Copycat Attack: How Fake Messaging Apps and Fake App Mods Could Bite You

Mobile apps make the world go round. Instant communication services are among the most popular apps on iOS and Android. The American non-profit organization Signal has a estimated 40 million users, with the figure laughrising to 700 million for Telegram, another open source messaging service. Meanwhile, Meta-property WhatsApp is the undisputed world leader with approximately two billion monthly active users.

But their popularity has also attracted the attention of threat actors, eager to find a way to introduce malware to your device. This could end up costing you and even your employer.

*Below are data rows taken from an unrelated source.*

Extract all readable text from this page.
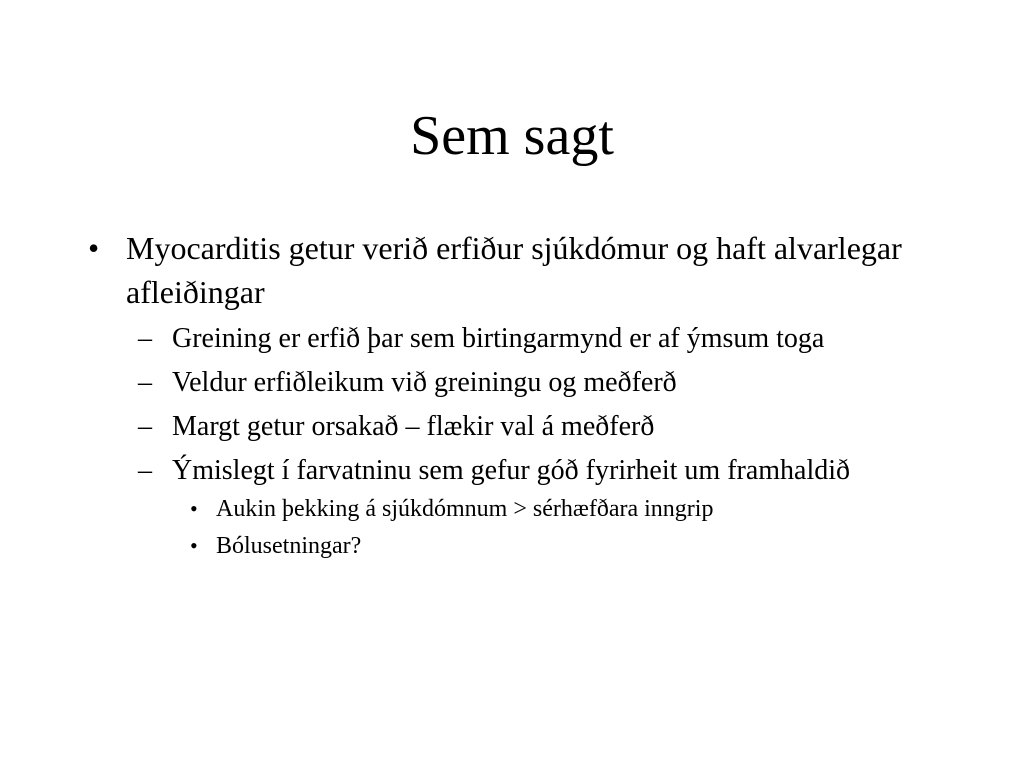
Sem sagt
• Myocarditis getur verið erfiður sjúkdómur og haft alvarlegar afleiðingar
– Greining er erfið þar sem birtingarmynd er af ýmsum toga
– Veldur erfiðleikum við greiningu og meðferð
– Margt getur orsakað – flækir val á meðferð
– Ýmislegt í farvatninu sem gefur góð fyrirheit um framhaldið
• Aukin þekking á sjúkdómnum > sérhæfðara inngrip
• Bólusetningar?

Cyber ​​risks linked to copied malicious applications

Malicious developers have become very good at tricking users into downloading their products. Often, they produce malicious copy apps designed to imitate legitimate apps. They can then spread them via phishing messages via email, SMS, social media or through the communications app itself, directing the victim to a fraudulent page and misleading them into installing what she believes to be an official app. They could also direct users to legitimate-looking fake apps that could occasionally pass through the Google Play Market’s strict screening procedures. Apple’s iOS platform has a lot a more locked ecosystem and it is even less rare for malicious applications to end up there.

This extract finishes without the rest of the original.